In Hive, we often have this requirement: Perform GroupBy based on the same id and deduplicate the other field. For example, the following data is obtained: idpic1.jpg2.jpg1.jpg, neither DISTINCT nor 2col can be used to obtain GroupBy. We can use this UDAF: collect_set (col) to obtain ke for the same groupby.
In Hive, we often have this requirement: Perform Group By based on the same id and deduplicate the other field. For example, the following data is obtained: id pic1.jpg2.jpg1.jpg, neither DISTINCT nor 2 col can be used to get Group By.

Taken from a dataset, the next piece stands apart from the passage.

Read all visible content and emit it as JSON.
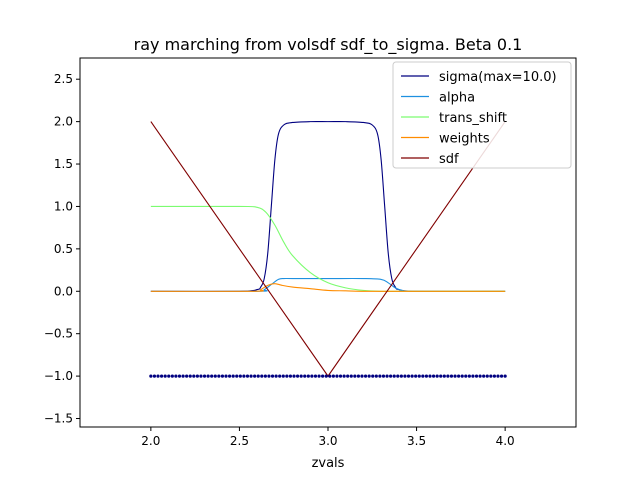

We can use this UDAF: collect_set (col), which will get ke for the same group
In Hive, we often have this requirement:
Perform Group By based on the same id and deduplicate the other field. For example, the following data is obtained:
Id pic1.jpg2.jpg1.jpg
At this time, it is impossible to get Group By using DISTINCT or 2 col. We can use this UDAF: collect_set (col ), it performs set deduplication on the key obtained by the same group by and converts it to an array.
For another example, We Can deduplicate and splice the image:
SELECT id, CONCAT_WS (',', COLLECT_SET (pic) FROM tbl group by id
Here CONCAT_WS is a UDF and COLLECT_SET is a UDAF. it de-duplicates the group pic and converts it to an array to facilitate udf usage.
PS: You can use COLLECT_LIST to remove duplicates.
For more UDAF, see https://cwiki.apache.org/confluence/display/Hive/LanguageManual+UDF here
Original article address: deduplication of Group By in Hive. Thank you for sharing it with the original author.